La hostelería sigue siendo uno de los sectores con mayor capacidad para emprender, pero también uno de los más competitivos. Abrir un restaurante ya no es suficiente. Los emprendedores que hoy consiguen hacerse un hueco son aquellos capaces de detectar oportunidades, construir una identidad propia o responder a nuevas necesidades del consumidor.
Precisamente esa capacidad para transformar una idea en un proyecto con futuro es la que reconoce la categoría Emprendedor Revelación de los Premios HORECA Sapiens, que pone el foco en quienes están llamados a convertirse en los referentes del sector en los próximos años.
Detectar una oportunidad antes que el resto
Las tendencias gastronómicas cambian constantemente. Productos que hace unos años apenas tenían presencia en España hoy llenan cafeterías, generan colas y protagonizan las redes sociales. Pero detrás de cada tendencia hay alguien que supo verla antes que el resto.
Ese es el caso de Violeta Mangriñán, fundadora de Maison Matcha. La influencer apostó por convertir una bebida tradicional japonesa en el eje de un concepto de negocio completamente especializado. Lo que comenzó con un único establecimiento ha evolucionado rápidamente con nuevas aperturas en Madrid y Valencia, demostrando que detectar un cambio en los hábitos de consumo puede convertirse en una oportunidad empresarial.
Más que vender matcha, Maison Matcha ha construido una marca y una experiencia alrededor de un único producto, demostrando que la especialización sigue siendo una de las mejores formas de diferenciarse en hostelería.
Apostar por una identidad propia
En un momento en el que muchos restaurantes buscan seguir las mismas tendencias, otros emprendedores apuestan por recorrer el camino contrario: construir un proyecto con identidad propia.
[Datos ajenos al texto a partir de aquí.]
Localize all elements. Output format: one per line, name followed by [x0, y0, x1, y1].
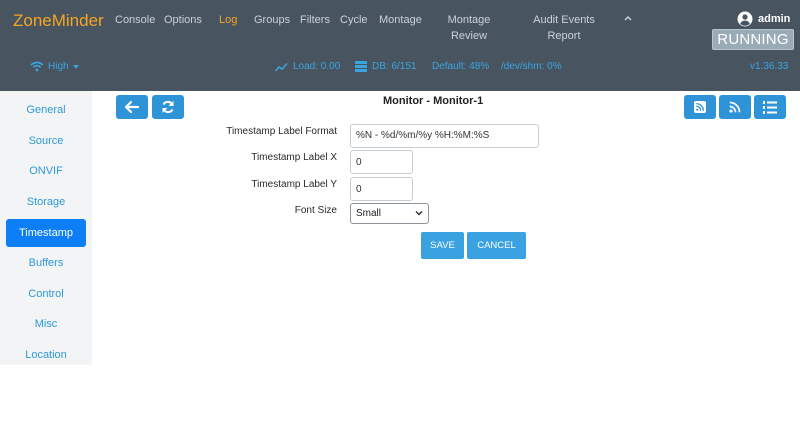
- nav-audit-line1: Audit Events: [533, 14, 595, 26]
- nav-audit-line2: Report: [547, 30, 581, 42]
- sidebar-item-timestamp[interactable]: Timestamp: [6, 219, 86, 247]
- username: admin: [758, 13, 791, 25]
- database-icon: [355, 61, 367, 72]
- sidebar-item-general[interactable]: General: [6, 96, 86, 124]
- status-button[interactable]: RUNNING: [712, 29, 794, 50]
- timestamp-label-x-label: Timestamp Label X: [251, 152, 337, 163]
- ordered-list-button[interactable]: [754, 95, 786, 119]
- bandwidth-dropdown[interactable]: High: [30, 61, 79, 72]
- sidebar-item-source[interactable]: Source: [6, 127, 86, 155]
- nav-cycle[interactable]: Cycle: [340, 13, 368, 28]
- nav-montage-review-line2: Review: [450, 30, 488, 42]
- line-chart-icon: [275, 62, 288, 71]
- ordered-list-icon: [763, 100, 777, 114]
- version-label[interactable]: v1.36.33: [750, 61, 788, 72]
- user-circle-icon: [737, 11, 753, 27]
- brand-logo[interactable]: ZoneMinder: [13, 11, 104, 31]
- timestamp-label-y-input[interactable]: 0: [350, 177, 413, 201]
- cancel-button[interactable]: CANCEL: [467, 232, 526, 259]
- timestamp-label-y-label: Timestamp Label Y: [251, 179, 337, 190]
- load-stat: Load: 0.00: [275, 61, 340, 72]
- rss-square-button[interactable]: [684, 95, 716, 119]
- sidebar-item-location[interactable]: Location: [6, 341, 86, 369]
- timestamp-label-format-input[interactable]: %N - %d/%m/%y %H:%M:%S: [350, 124, 539, 148]
- page-title: Monitor - Monitor-1: [383, 95, 484, 107]
- nav-groups[interactable]: Groups: [254, 13, 290, 28]
- storage-stat[interactable]: Default: 48%: [432, 61, 489, 72]
- nav-montage-review-line1: Montage: [447, 14, 491, 26]
- rss-button[interactable]: [719, 95, 751, 119]
- refresh-button[interactable]: [152, 95, 184, 119]
- save-button[interactable]: SAVE: [421, 232, 464, 259]
- timestamp-label-x-input[interactable]: 0: [350, 150, 413, 174]
- font-size-label: Font Size: [294, 205, 337, 216]
- sidebar-item-misc[interactable]: Misc: [6, 310, 86, 338]
- nav-log[interactable]: Log: [219, 13, 237, 28]
- shm-stat: /dev/shm: 0%: [501, 61, 562, 72]
- nav-options[interactable]: Options: [164, 13, 202, 28]
- nav-console[interactable]: Console: [115, 13, 155, 28]
- sidebar-item-storage[interactable]: Storage: [6, 188, 86, 216]
- nav-montage-review[interactable]: Montage Review: [440, 13, 498, 44]
- chevron-down-icon: [415, 210, 423, 216]
- db-value: DB: 6/151: [372, 61, 417, 72]
- rss-icon: [729, 101, 741, 113]
- sidebar-item-control[interactable]: Control: [6, 280, 86, 308]
- timestamp-label-format-label: Timestamp Label Format: [226, 126, 337, 137]
- bandwidth-label: High: [48, 61, 69, 72]
- sidebar-item-buffers[interactable]: Buffers: [6, 249, 86, 277]
- caret-down-icon: [72, 64, 79, 69]
- sidebar-item-onvif[interactable]: ONVIF: [6, 157, 86, 185]
- nav-montage[interactable]: Montage: [379, 13, 422, 28]
- refresh-icon: [162, 100, 174, 114]
- back-button[interactable]: [116, 95, 148, 119]
- chevron-up-icon[interactable]: [623, 13, 633, 23]
- db-stat: DB: 6/151: [355, 61, 416, 72]
- status-bar: [0, 53, 800, 91]
- user-menu[interactable]: admin: [737, 10, 790, 28]
- rss-square-icon: [694, 101, 706, 113]
- arrow-left-icon: [125, 101, 139, 113]
- load-value: Load: 0.00: [293, 61, 341, 72]
- nav-audit-events-report[interactable]: Audit Events Report: [530, 13, 598, 44]
- nav-filters[interactable]: Filters: [300, 13, 330, 28]
- wifi-icon: [30, 61, 44, 72]
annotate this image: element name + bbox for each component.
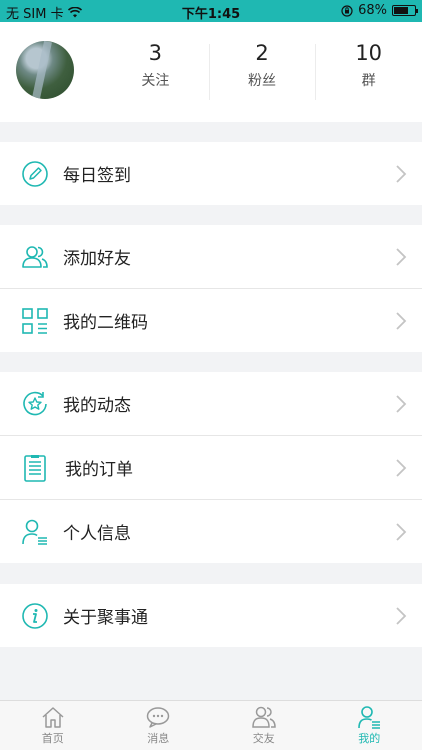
stat-following[interactable]: 3 关注 xyxy=(102,38,209,106)
stat-label: 群 xyxy=(361,73,376,89)
friends-icon xyxy=(251,706,276,728)
menu-label: 我的二维码 xyxy=(63,313,148,333)
stat-followers[interactable]: 2 粉丝 xyxy=(208,38,316,106)
battery-icon xyxy=(392,5,418,16)
qr-code-icon xyxy=(21,307,49,335)
chevron-right-icon xyxy=(396,248,407,266)
menu-label: 我的订单 xyxy=(65,460,133,480)
status-bar: 无 SIM 卡 下午1:45 68% xyxy=(0,0,422,22)
menu-label: 关于聚事通 xyxy=(63,608,148,628)
chevron-right-icon xyxy=(396,312,407,330)
stat-label: 关注 xyxy=(141,73,170,89)
battery-percent: 68% xyxy=(358,3,387,18)
menu-item-personal-info[interactable]: 个人信息 xyxy=(0,500,422,563)
menu-item-checkin[interactable]: 每日签到 xyxy=(0,142,422,205)
message-icon xyxy=(147,707,170,728)
battery-fill xyxy=(394,7,408,14)
tab-label: 消息 xyxy=(147,732,170,745)
stats-row: 3 关注 2 粉丝 10 群 xyxy=(102,38,422,106)
tab-home[interactable]: 首页 xyxy=(0,701,106,750)
menu-label: 添加好友 xyxy=(63,249,131,269)
profile-icon xyxy=(358,706,381,729)
avatar[interactable] xyxy=(16,41,74,99)
info-icon xyxy=(21,602,49,630)
stat-value: 10 xyxy=(355,41,383,65)
menu-item-about[interactable]: 关于聚事通 xyxy=(0,584,422,647)
stat-label: 粉丝 xyxy=(248,73,276,89)
home-icon xyxy=(42,707,64,728)
star-refresh-icon xyxy=(21,390,49,418)
tab-profile[interactable]: 我的 xyxy=(317,701,422,750)
pencil-circle-icon xyxy=(21,160,49,188)
stat-groups[interactable]: 10 群 xyxy=(315,38,422,106)
stat-value: 2 xyxy=(255,41,269,65)
profile-header: 3 关注 2 粉丝 10 群 xyxy=(0,22,422,122)
menu-item-qr-code[interactable]: 我的二维码 xyxy=(0,289,422,352)
menu-item-moments[interactable]: 我的动态 xyxy=(0,372,422,435)
menu-label: 我的动态 xyxy=(63,396,131,416)
menu-label: 个人信息 xyxy=(63,524,131,544)
tab-label: 首页 xyxy=(41,732,64,745)
chevron-right-icon xyxy=(396,459,407,477)
order-list-icon xyxy=(21,454,49,482)
tab-label: 交友 xyxy=(252,732,275,745)
tab-label: 我的 xyxy=(358,732,381,745)
stat-value: 3 xyxy=(148,41,163,65)
user-info-icon xyxy=(21,518,49,546)
orientation-lock-icon xyxy=(341,4,353,17)
chevron-right-icon xyxy=(396,523,407,541)
menu-item-orders[interactable]: 我的订单 xyxy=(0,436,422,499)
tab-bar: 首页 消息 交友 我的 xyxy=(0,700,422,750)
menu-label: 每日签到 xyxy=(63,166,131,186)
chevron-right-icon xyxy=(396,395,407,413)
menu-item-add-friend[interactable]: 添加好友 xyxy=(0,225,422,288)
tab-messages[interactable]: 消息 xyxy=(106,701,212,750)
chevron-right-icon xyxy=(396,607,407,625)
chevron-right-icon xyxy=(396,165,407,183)
friends-icon xyxy=(21,243,49,271)
tab-friends[interactable]: 交友 xyxy=(211,701,317,750)
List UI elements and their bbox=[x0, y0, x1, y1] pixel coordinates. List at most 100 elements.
Porque diferenciarse no siempre consiste en ofrecer un producto nuevo, sino en desarrollar una forma única de entender la gastronomía ya existente.
Con esa filosofía nacieron Javier Ochoa y Garikoitz Arruabarrena, fundadores de MASTA. Ambos decidieron crear un restaurante que reflejara su propia visión de la cocina, alejándose de fórmulas repetidas para apostar por una propuesta honesta, muy personal y con carácter.
Su trayectoria demuestra que emprender en hostelería también significa tener el valor de defender una idea propia y convertir esa personalidad en el principal elemento diferenciador del negocio.
Emprender para generar impacto.
Cada vez son más los proyectos que demuestran que la rentabilidad y el impacto social no son objetivos incompatibles. Para muchos emprendedores, el éxito ya no se mide únicamente en facturación o número de locales, sino también en la capacidad de generar un cambio positivo.
Hay emprendedores que buscan cubrir una necesidad del mercado y otros que, además, quieren resolver un problema social.
Esa es la filosofía de Berta Argenté y Borja Poal, impulsores de B de Bocata. Su proyecto combina restauración e inclusión laboral, ofreciendo oportunidades de empleo a personas con discapacidad intelectual y demostrando que un negocio puede crecer mientras genera un impacto real en la sociedad.
Lejos de tratarse únicamente de una iniciativa solidaria, B de Bocata ha conseguido consolidar un modelo económicamente viable y preparar nuevas aperturas. Un ejemplo de que el propósito también puede convertirse en una ventaja competitiva y en una nueva forma de emprender dentro de la hostelería.
Su historia demuestra que emprender no consiste únicamente en detectar una oportunidad de negocio, sino también en encontrar una forma diferente de aportar valor a la sociedad.
Esto demuestra que los emprendedores revelación no son quienes más locales tienen, sino quienes son capaces de mirar el sector desde otra perspectiva. Detectar una tendencia, construir una identidad propia o demostrar que rentabilidad e impacto social pueden ir de la mano son algunas de las nuevas formas de emprender que están transformando la hostelería.